REPORTER: Managers of waste-to-energy plants offered data showing their incinerators consistently operated below – even far below -- their annual allowable pollution limits. But opponents ignore the data. Ellen Connett, director of the Fluroide Action Network Pesticide Project, argues it can’t be trusted. And even a little bit of pollution is too much.
CONNETT: We are asking our engineers the wrong questions. How do we get rid of waste. What we should be asking our engineers is, how can we stop making waste? With all the packaging we have, if we can’t reuse it, recycle or compost it, industry shouldn’t be making it.
REPORTER: More producer responsibility. More public education, so there’s more recycling. Zero waste. That’s what opponents want. They say officials won’t set those goals if they need garbage to burn for electricity. But Jack Warner, head of the Solid Waste Management Authority in Lancaster County, Pennsylvania, says his county’s recycling rate almost doubled after he opened an incinerator, because the plant was pulling out metals that weren’t accepted at the curb, like paint cans and bike frames.
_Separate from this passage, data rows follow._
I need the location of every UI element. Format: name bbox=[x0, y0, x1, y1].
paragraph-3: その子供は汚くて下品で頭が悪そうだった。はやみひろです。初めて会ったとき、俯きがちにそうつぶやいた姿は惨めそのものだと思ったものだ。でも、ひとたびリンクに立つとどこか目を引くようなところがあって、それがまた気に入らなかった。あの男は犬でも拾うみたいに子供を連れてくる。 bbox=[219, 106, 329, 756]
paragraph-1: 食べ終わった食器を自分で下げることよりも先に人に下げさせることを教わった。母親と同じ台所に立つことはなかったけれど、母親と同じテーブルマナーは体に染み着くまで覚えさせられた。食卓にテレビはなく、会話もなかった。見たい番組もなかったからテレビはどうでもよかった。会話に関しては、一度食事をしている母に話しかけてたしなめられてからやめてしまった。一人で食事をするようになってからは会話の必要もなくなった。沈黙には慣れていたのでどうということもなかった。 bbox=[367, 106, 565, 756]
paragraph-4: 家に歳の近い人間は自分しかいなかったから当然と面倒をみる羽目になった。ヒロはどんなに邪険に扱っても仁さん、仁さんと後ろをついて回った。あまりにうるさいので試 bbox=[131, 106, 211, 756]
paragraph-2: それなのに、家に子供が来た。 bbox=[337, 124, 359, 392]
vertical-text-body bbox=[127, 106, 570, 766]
He calls himself “Lancaster practical” in believing that recycling and incinerating work hand in hand.
WARNER: The problem isn’t a stack that’s 310 feet high with all types of air controls. If you’re worried about nanoparticles, worry about the end of a tailpipe. We’re here to talk about trash and a system, a practical system, where you can take care of your waste for the next ten, twenty, thirty years. And if you think the answer is sending it in a truck to a landfill where New York City waste is typically hated in all communities, that’s not a plan.
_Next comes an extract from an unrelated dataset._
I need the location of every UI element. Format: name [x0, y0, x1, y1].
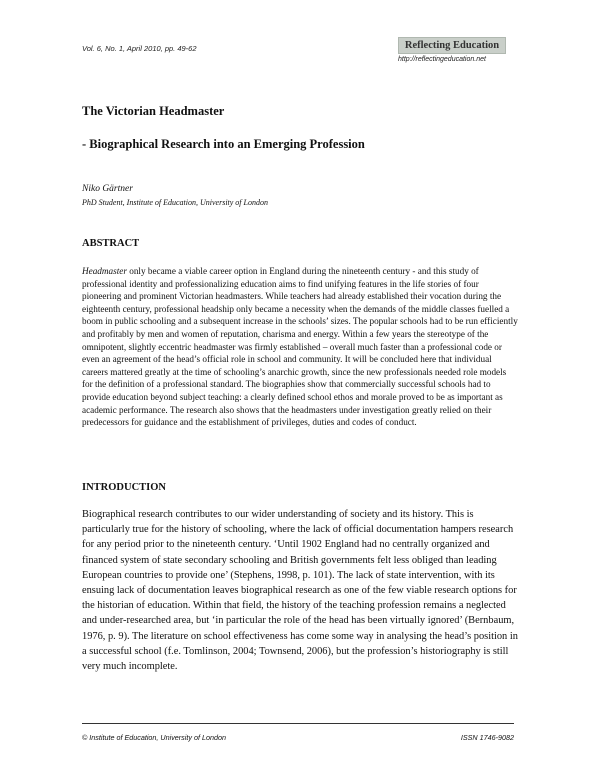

REPORTER: But it IS the plan, for the next 20 years. It’s one that many local environmental groups support, with the caveat that sanitation officials beef up efforts to improve recycling. A new outreach office will start doing just that next week. However, even if every New Yorker recycles perfectly, the city’s recent garbage study finds 65 percent of our trash would still be going to landfills. The pro side of the waste-to-energy debate says that’s a missed opportunity to create electricity. The con side says it reveals a failure of the city to imagine a world of zero waste. ‘Round and ‘round the debate goes, like a dog chasing its tail.
In his summary of the debate, Doug Blazey, chairman of the Mid-Atlantic section of the Air and Waste Management Association, declares both sides are right.
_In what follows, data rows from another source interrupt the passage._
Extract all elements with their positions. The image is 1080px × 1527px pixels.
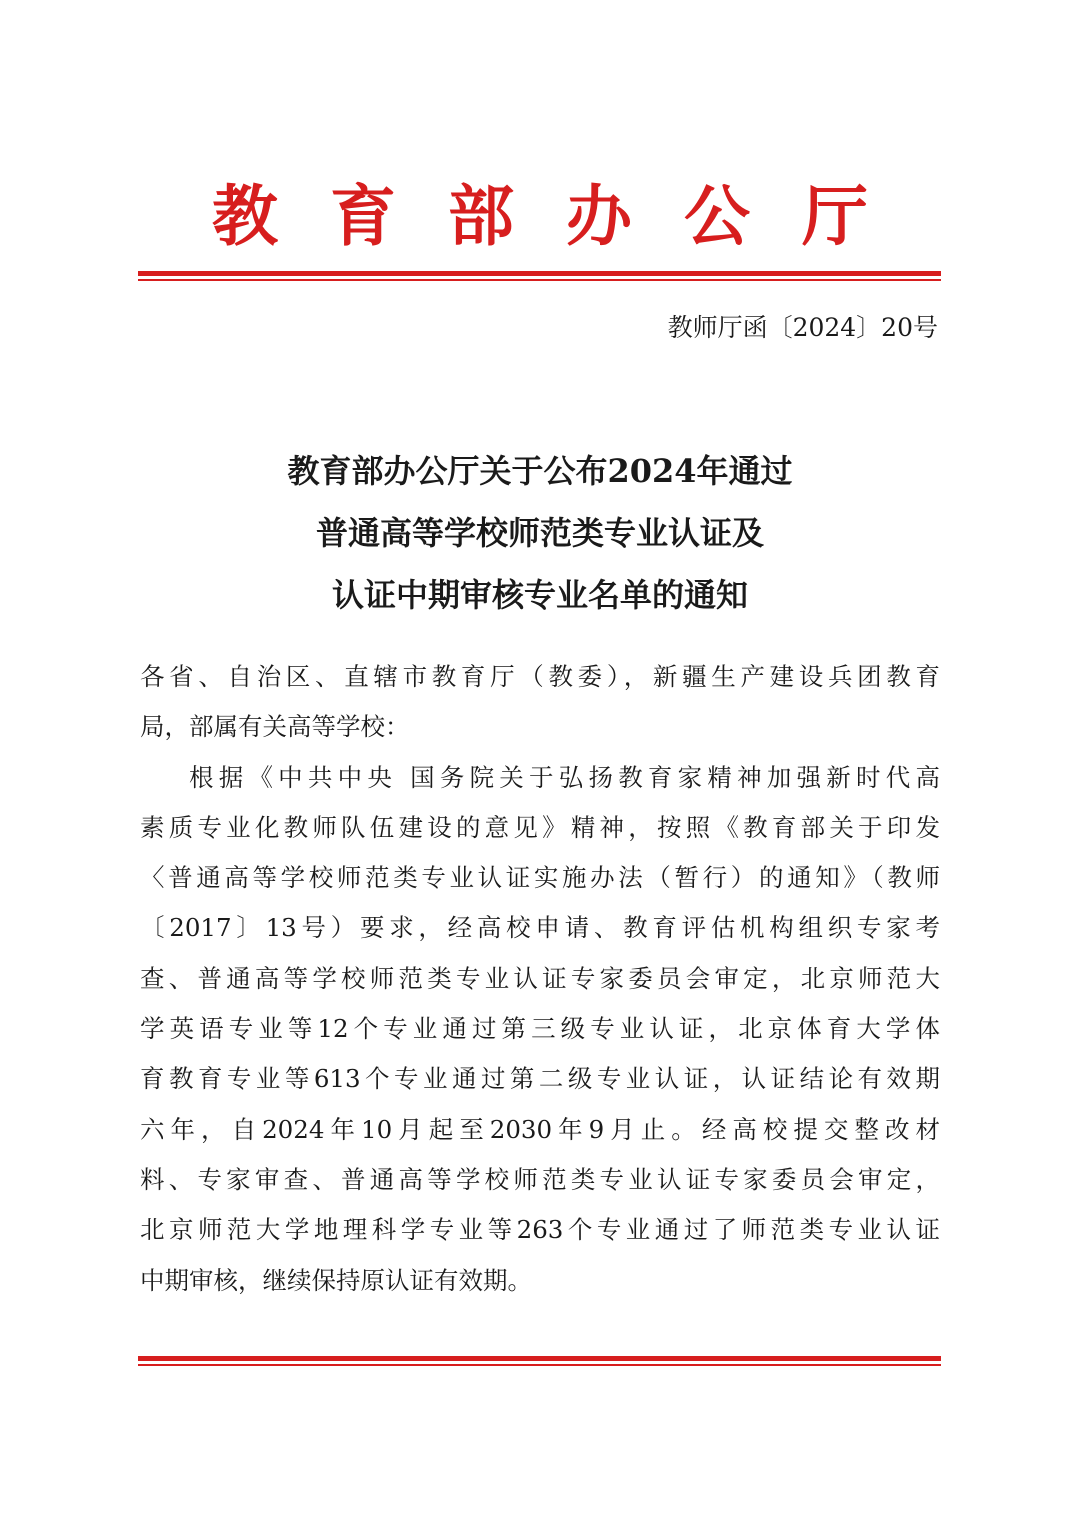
body-line-9: 料、专家审查、普通高等学校师范类专业认证专家委员会审定，: [140, 1164, 940, 1194]
addressee-line-1: 各省、自治区、直辖市教育厅（教委），新疆生产建设兵团教育: [140, 662, 940, 691]
top-red-rule-thin: [138, 279, 941, 281]
body-line-11: 中期审核，继续保持原认证有效期。: [140, 1265, 532, 1295]
body-line-1: 根据《中共中央 国务院关于弘扬教育家精神加强新时代高: [189, 762, 940, 792]
document-number: 教师厅函〔2024〕20号: [667, 313, 938, 342]
notice-body: [140, 652, 940, 1306]
masthead-title: 教育部办公厅: [212, 177, 920, 255]
masthead: [0, 178, 1080, 254]
notice-title: [140, 440, 940, 626]
body-line-2: 素质专业化教师队伍建设的意见》精神，按照《教育部关于印发: [140, 812, 940, 842]
body-line-4: 〔2017〕13号）要求，经高校申请、教育评估机构组织专家考: [140, 913, 940, 943]
bottom-red-rule-thick: [138, 1356, 941, 1361]
title-line-3: 认证中期审核专业名单的通知: [331, 576, 748, 614]
body-line-8: 六年，自2024年10月起至2030年9月止。经高校提交整改材: [140, 1114, 940, 1144]
body-line-3: 〈普通高等学校师范类专业认证实施办法（暂行）的通知》（教师: [140, 863, 940, 893]
title-line-1: 教育部办公厅关于公布2024年通过: [287, 452, 793, 490]
top-red-rule-thick: [138, 271, 941, 276]
addressee-line-2: 局，部属有关高等学校：: [140, 712, 410, 742]
title-line-2: 普通高等学校师范类专业认证及: [315, 514, 764, 552]
body-line-7: 育教育专业等613个专业通过第二级专业认证，认证结论有效期: [140, 1064, 940, 1094]
body-line-10: 北京师范大学地理科学专业等263个专业通过了师范类专业认证: [140, 1215, 940, 1245]
bottom-red-rule-thin: [138, 1364, 941, 1366]
body-line-6: 学英语专业等12个专业通过第三级专业认证，北京体育大学体: [140, 1014, 940, 1044]
body-line-5: 查、普通高等学校师范类专业认证专家委员会审定，北京师范大: [140, 963, 940, 993]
BLAZEY: So if we use both the energy of the con side, to make sure we’re protecting ourselves as we go forward, and energy of pro side to develop new technologies...and a little of the gelt that is present in NYC and this metro area to finance some of that, I think we can get there.
REPORTER: But perhaps it’s a misguided optimism. Environmental advocates have already pronounced their opposition to any new technologies that involve combustion. An incinerator is an incinerator, they say, no matter how you gussy it up. Compromise is not an option. And that has supporters of waste-to-energy perplexed, as they see other countries, like Germany and Japan, recycle, reduce waste, AND burn whatever is left. Columbia University’s Nicholas Themelis calls landfill methane “low-hanging fruit” in the quest to cut greenhouse gas. For the 9,500 tons of trash New York City sends each day to landfills, it’s a fruit that will likely remain unplucked for years to come.